Our early environments shape us unconsciously & 👉👉 this is exactly why so many marriages go through trial after trial. Not because the relationship is broken or for a lack of love BUT because our unconscious programming is running the show.

This is the truth, no matter which way you slice the pie. 🥧

Without bringing the subconscious to the surface in your marriage, you’re essentially walking blindfolded into a minefield of emotional triggers, ones you don’t even realize you’re stepping on… until you do.

And even when you realize you’ve been triggered, without the clarity around the original trauma or emotional injury it becomes incredibly difficult to regulate what’s happening in real time…for BOTH PEOPLE.

It’s terribly confusing and frustrating…and often feels like the definition of insanity. Interestingly enough, I think insanity is based on what we are unconscious too - that’s what brings the most pain.
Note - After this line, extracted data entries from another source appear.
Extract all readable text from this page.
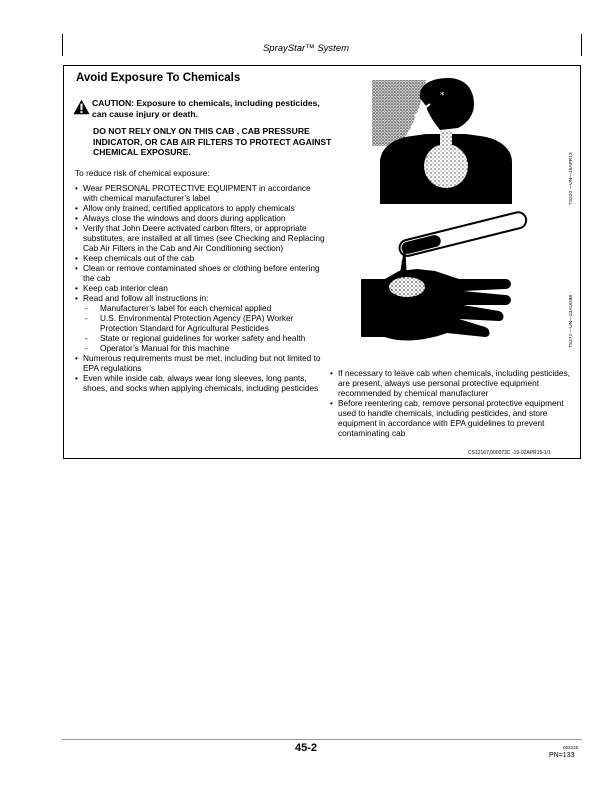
SprayStar™ System
Avoid Exposure To Chemicals
CAUTION: Exposure to chemicals, including pesticides, can cause injury or death.
DO NOT RELY ONLY ON THIS CAB , CAB PRESSURE INDICATOR, OR CAB AIR FILTERS TO PROTECT AGAINST CHEMICAL EXPOSURE.
To reduce risk of chemical exposure:
• Wear PERSONAL PROTECTIVE EQUIPMENT in accordance with chemical manufacturer’s label
• Allow only trained, certified applicators to apply chemicals
• Always close the windows and doors during application
• Verify that John Deere activated carbon filters, or appropriate substitutes, are installed at all times (see Checking and Replacing Cab Air Filters in the Cab and Air Conditioning section)
• Keep chemicals out of the cab
• Clean or remove contaminated shoes or clothing before entering the cab
• Keep cab interior clean
• Read and follow all instructions in:
- Manufacturer’s label for each chemical applied
- U.S. Environmental Protection Agency (EPA) Worker Protection Standard for Agricultural Pesticides
- State or regional guidelines for worker safety and health
- Operator’s Manual for this machine
• Numerous requirements must be met, including but not limited to EPA regulations
• Even while inside cab, always wear long sleeves, long pants, shoes, and socks when applying chemicals, including pesticides
*
TS220 —UN—15APR13
TS272 —UN—23AUG88
• If necessary to leave cab when chemicals, including pesticides, are present, always use personal protective equipment recommended by chemical manufacturer
• Before reentering cab, remove personal protective equipment used to handle chemicals, including pesticides, and store equipment in accordance with EPA guidelines to prevent contaminating cab
CS12167,000073C -19-02APR15-1/1
45-2	062315
PN=133
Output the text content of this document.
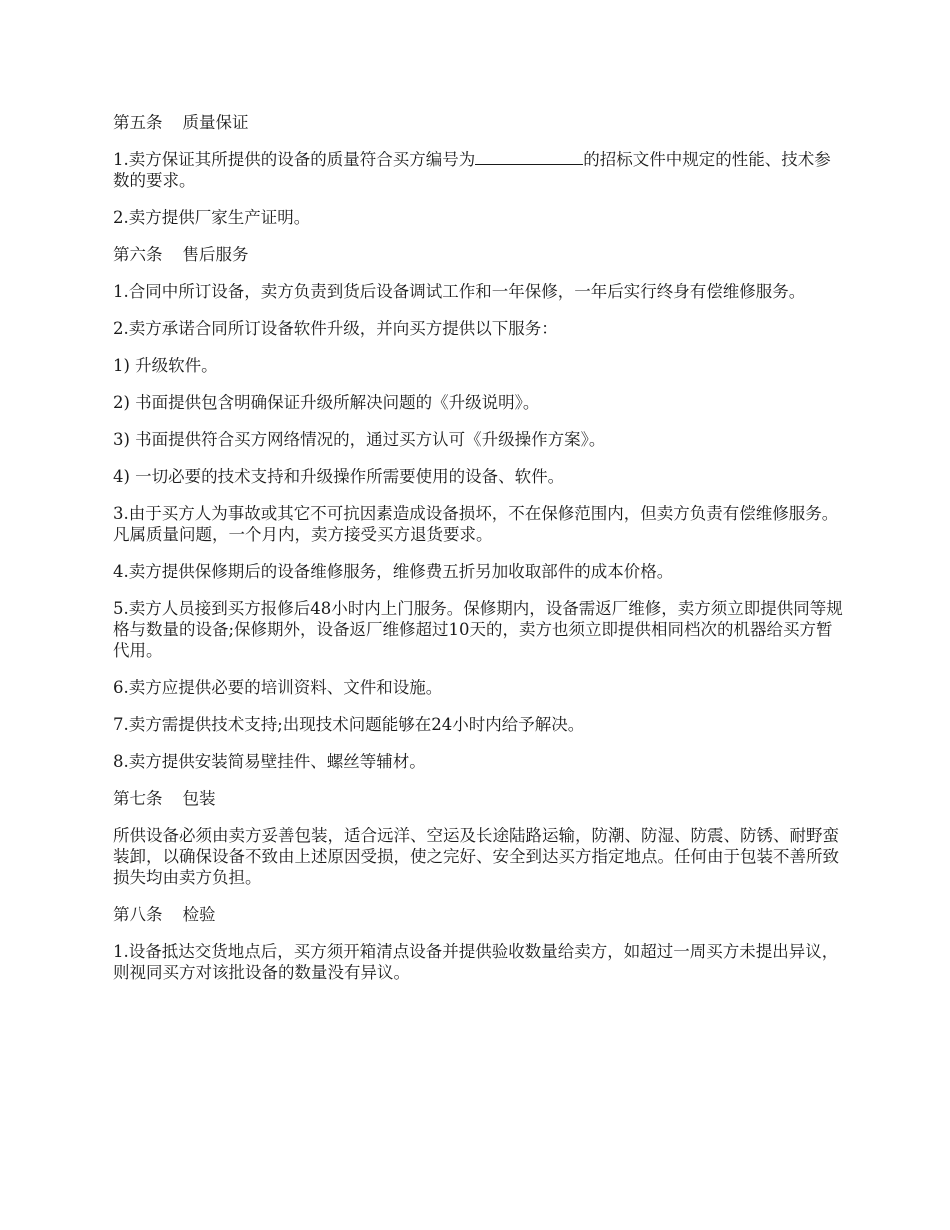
第五条 质量保证

1.卖方保证其所提供的设备的质量符合买方编号为	的招标文件中规定的性能、技术参数的要求。

2.卖方提供厂家生产证明。

第六条 售后服务

1.合同中所订设备，卖方负责到货后设备调试工作和一年保修，一年后实行终身有偿维修服务。

2.卖方承诺合同所订设备软件升级，并向买方提供以下服务：

1) 升级软件。

2) 书面提供包含明确保证升级所解决问题的《升级说明》。

3) 书面提供符合买方网络情况的，通过买方认可《升级操作方案》。

4) 一切必要的技术支持和升级操作所需要使用的设备、软件。

3.由于买方人为事故或其它不可抗因素造成设备损坏，不在保修范围内，但卖方负责有偿维修服务。凡属质量问题，一个月内，卖方接受买方退货要求。

4.卖方提供保修期后的设备维修服务，维修费五折另加收取部件的成本价格。

5.卖方人员接到买方报修后48小时内上门服务。保修期内，设备需返厂维修，卖方须立即提供同等规格与数量的设备;保修期外，设备返厂维修超过10天的，卖方也须立即提供相同档次的机器给买方暂代用。

6.卖方应提供必要的培训资料、文件和设施。

7.卖方需提供技术支持;出现技术问题能够在24小时内给予解决。

8.卖方提供安装简易壁挂件、螺丝等辅材。

第七条 包装

所供设备必须由卖方妥善包装，适合远洋、空运及长途陆路运输，防潮、防湿、防震、防锈、耐野蛮装卸，以确保设备不致由上述原因受损，使之完好、安全到达买方指定地点。任何由于包装不善所致损失均由卖方负担。

第八条 检验

1.设备抵达交货地点后，买方须开箱清点设备并提供验收数量给卖方，如超过一周买方未提出异议，则视同买方对该批设备的数量没有异议。
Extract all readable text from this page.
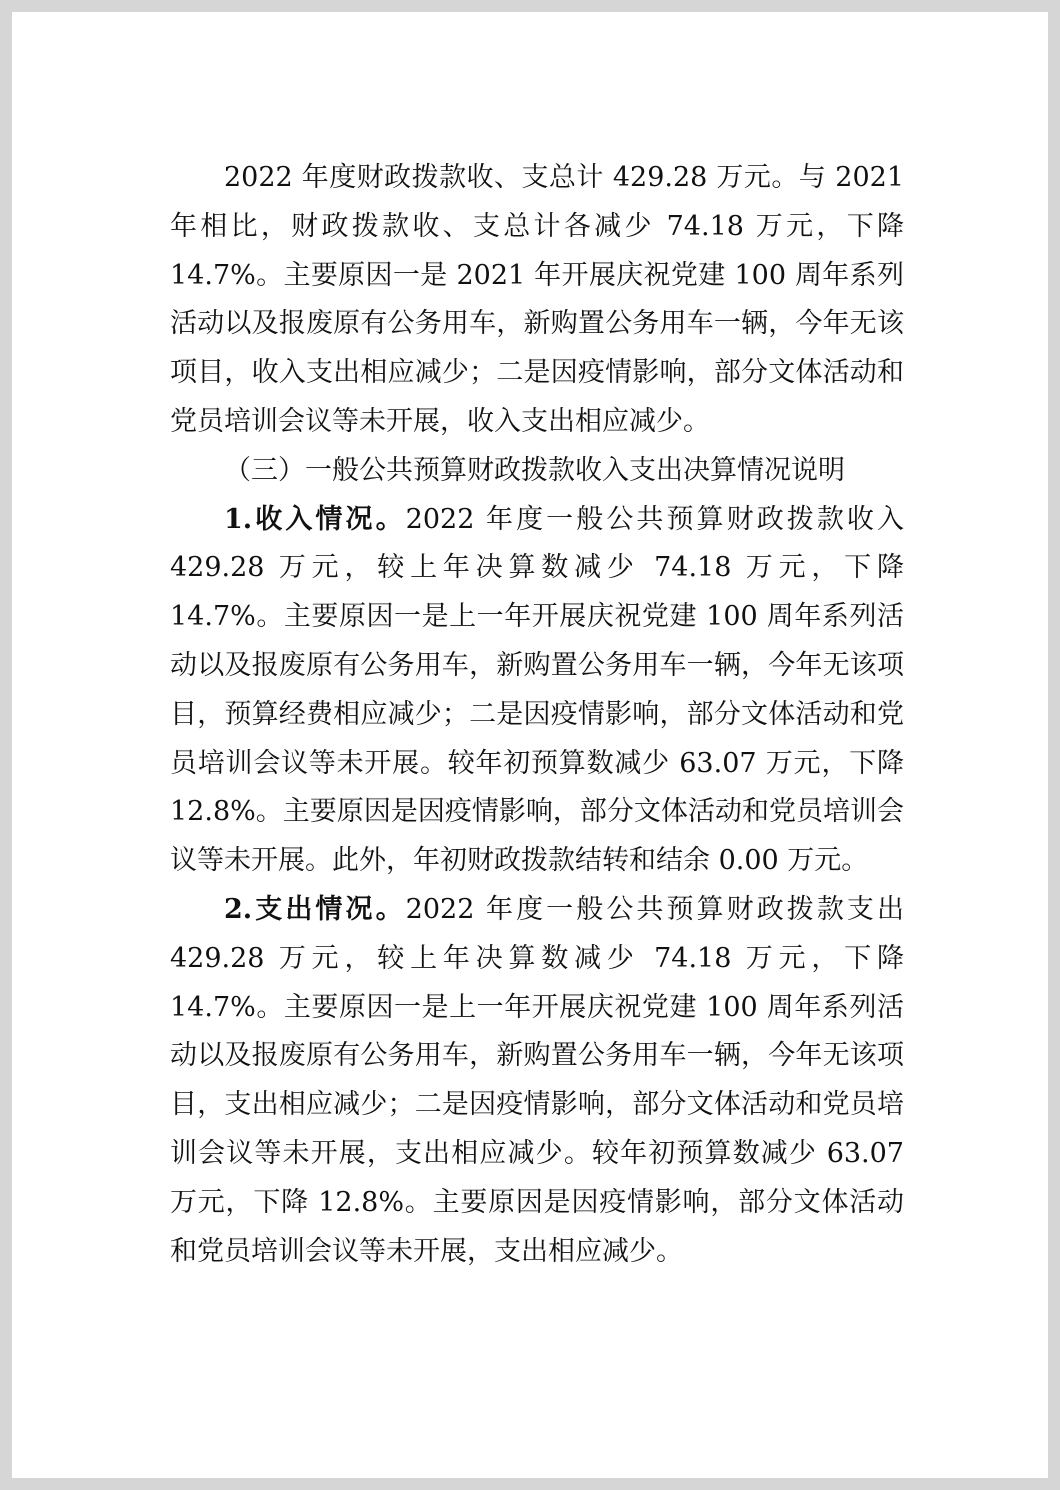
2022 年度财政拨款收、支总计 429.28 万元。与 2021 年相比，财政拨款收、支总计各减少 74.18 万元，下降 14.7%。主要原因一是 2021 年开展庆祝党建 100 周年系列活动以及报废原有公务用车，新购置公务用车一辆，今年无该项目，收入支出相应减少；二是因疫情影响，部分文体活动和党员培训会议等未开展，收入支出相应减少。

（三）一般公共预算财政拨款收入支出决算情况说明

1.收入情况。2022 年度一般公共预算财政拨款收入 429.28 万元，较上年决算数减少 74.18 万元，下降 14.7%。主要原因一是上一年开展庆祝党建 100 周年系列活动以及报废原有公务用车，新购置公务用车一辆，今年无该项目，预算经费相应减少；二是因疫情影响，部分文体活动和党员培训会议等未开展。较年初预算数减少 63.07 万元，下降 12.8%。主要原因是因疫情影响，部分文体活动和党员培训会议等未开展。此外，年初财政拨款结转和结余 0.00 万元。

2.支出情况。2022 年度一般公共预算财政拨款支出 429.28 万元，较上年决算数减少 74.18 万元，下降 14.7%。主要原因一是上一年开展庆祝党建 100 周年系列活动以及报废原有公务用车，新购置公务用车一辆，今年无该项目，支出相应减少；二是因疫情影响，部分文体活动和党员培训会议等未开展，支出相应减少。较年初预算数减少 63.07 万元，下降 12.8%。主要原因是因疫情影响，部分文体活动和党员培训会议等未开展，支出相应减少。
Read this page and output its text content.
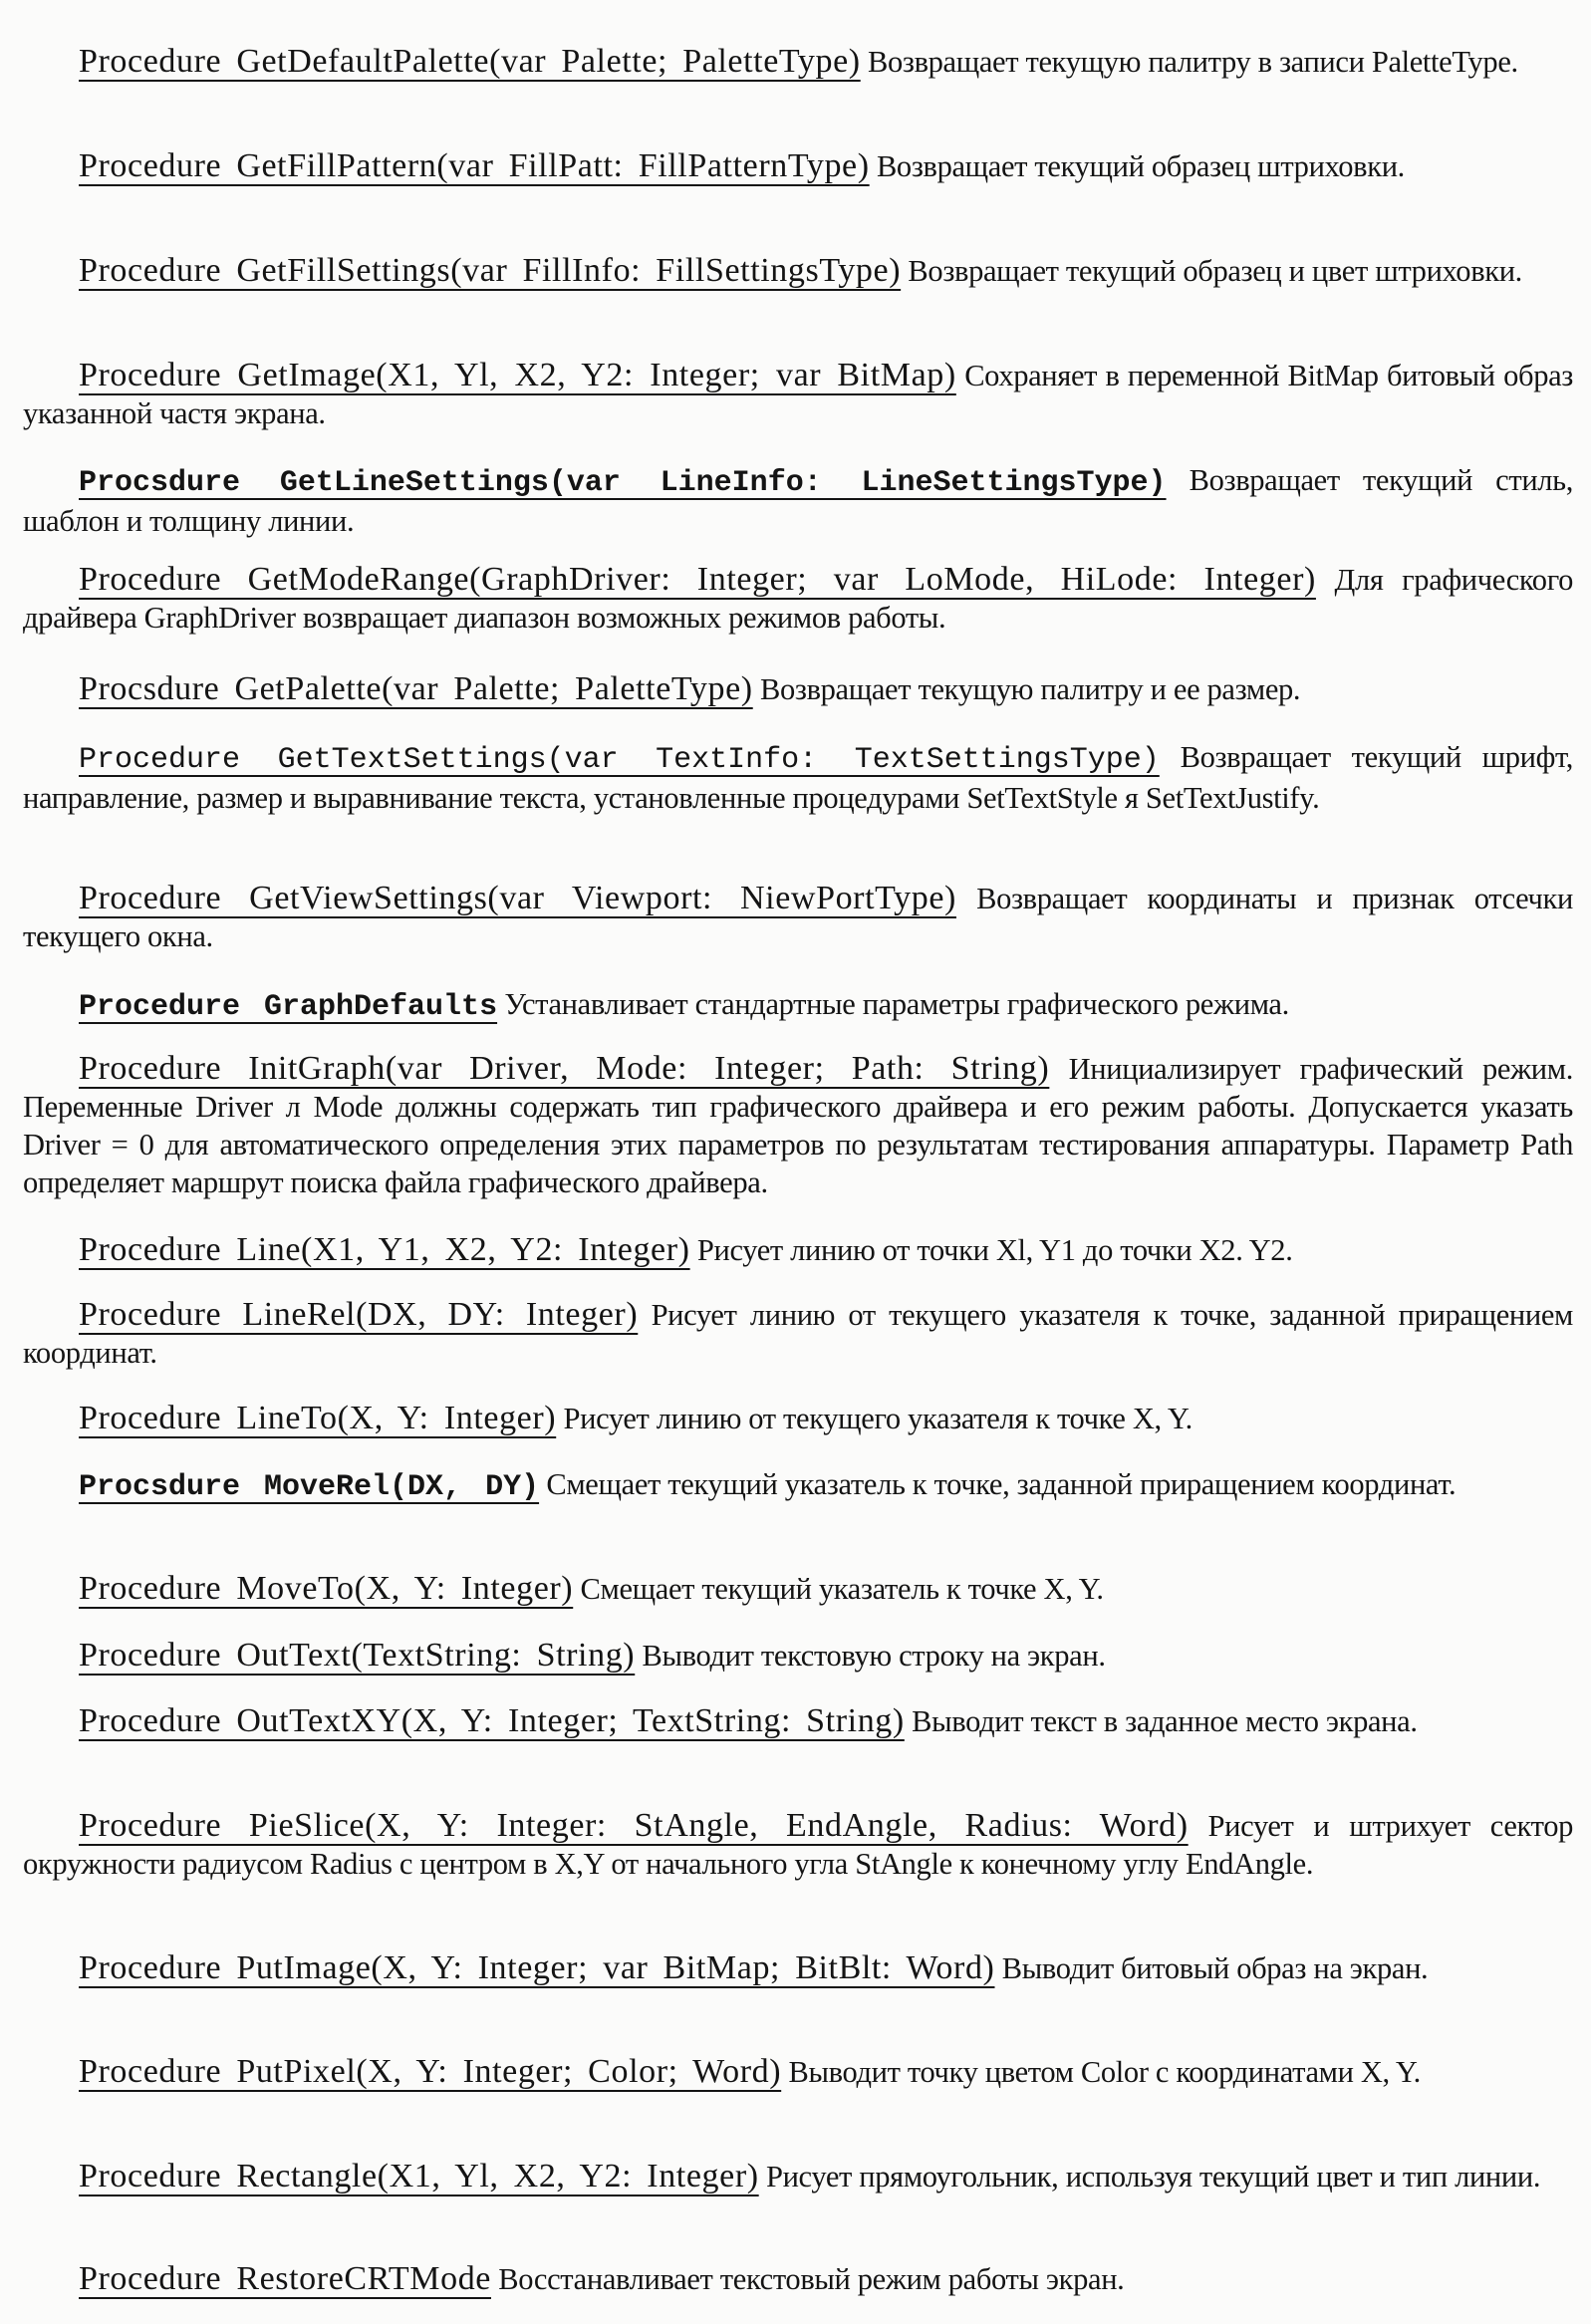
Procedure GetDefaultPalette(var Palette; PaletteType) Возвращает текущую палитру в записи PaletteType.

Procedure GetFillPattern(var FillPatt: FillPatternType) Возвращает текущий образец штриховки.

Procedure GetFillSettings(var FillInfo: FillSettingsType) Возвращает текущий образец и цвет штриховки.

Procedure GetImage(X1, Yl, X2, Y2: Integer; var BitMap) Сохраняет в переменной BitMap битовый образ указанной частя экрана.

Procsdure GetLineSettings(var LineInfo: LineSettingsType) Возвращает текущий стиль, шаблон и толщину линии.

Procedure GetModeRange(GraphDriver: Integer; var LoMode, HiLode: Integer) Для графического драйвера GraphDriver возвращает диапазон возможных режимов работы.

Procsdure GetPalette(var Palette; PaletteType) Возвращает текущую палитру и ее размер.

Procedure GetTextSettings(var TextInfo: TextSettingsType) Возвращает текущий шрифт, направление, размер и выравнивание текста, установленные процедурами SetTextStyle я SetTextJustify.

Procedure GetViewSettings(var Viewport: NiewPortType) Возвращает координаты и признак отсечки текущего окна.

Procedure GraphDefaults Устанавливает стандартные параметры графического режима.

Procedure InitGraph(var Driver, Mode: Integer; Path: String) Инициализирует графический режим. Переменные Driver л Mode должны содержать тип графического драйвера и его режим работы. Допускается указать Driver = 0 для автоматического определения этих параметров по результатам тестирования аппаратуры. Параметр Path определяет маршрут поиска файла графического драйвера.

Procedure Line(X1, Y1, X2, Y2: Integer) Рисует линию от точки Xl, Y1 до точки X2. Y2.

Procedure LineRel(DX, DY: Integer) Рисует линию от текущего указателя к точке, заданной приращением координат.

Procedure LineTo(X, Y: Integer) Рисует линию от текущего указателя к точке X, Y.

Procsdure MoveRel(DX, DY) Смещает текущий указатель к точке, заданной приращением координат.

Procedure MoveTo(X, Y: Integer) Смещает текущий указатель к точке X, Y.

Procedure OutText(TextString: String) Выводит текстовую строку на экран.

Procedure OutTextXY(X, Y: Integer; TextString: String) Выводит текст в заданное место экрана.

Procedure PieSlice(X, Y: Integer: StAngle, EndAngle, Radius: Word) Рисует и штрихует сектор окружности радиусом Radius с центром в X,Y от начального угла StAngle к конечному углу EndAngle.

Procedure PutImage(X, Y: Integer; var BitMap; BitBlt: Word) Выводит битовый образ на экран.

Procedure PutPixel(X, Y: Integer; Color; Word) Выводит точку цветом Color с координатами X, Y.

Procedure Rectangle(X1, Yl, X2, Y2: Integer) Рисует прямоугольник, используя текущий цвет и тип линии.

Procedure RestoreCRTMode Восстанавливает текстовый режим работы экран.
The not knowing because when we don’t KNOW we can’t do anything to work it through…

It’s like living in a house full of mirrors and smoke… and no one is the wiser.

This is why multi-generational healing is not just helpful, it’s essential for ALL couples, especially in the early stages. Because it opens up an entirely new paradigm: one where a young couple can consciously choose their standards for love rather than unconsciously inheriting outdated, unhealthy, or toxic patterns of expectation and or worse, unconscious emotional projection.

This is where a couple reclaims their power from ancestral conditioning.

Of course, when a personality or mood disorder is in the mix, it becomes far more complex because you’re not just contending with communication differences or attachment wounds…

you’re contending with a deeply embedded survival strategy.

When it’s woven into a diagnosis, the strategy is more extreme, more ingrained, and often born of relational trauma. Which means the very thing the person longs for (connection) is the thing they fear and distrust the most.

And that can be devastating for the partner who truly loves them.

Because people with personality disorders often unconsciously attract those on the other end of the trauma spectrum the overly accommodating, self-sacrificing, almost martyr-like personalities.

(I know this pattern intimately as it’s one I’ve lived and had to unlearn myself.)

The broader distinction here is…

WE all have survival strategies &
we all fall on a continuum…

and those who are willing to part ways with those strategies, to lay them down, to evolve beyond them, are the ones who not “only fall in love, but stay in love.”

This is true for anyone…
Even people with personality or mood disorders.
That’s a whole conversation of its own, which I’ll dive into next time.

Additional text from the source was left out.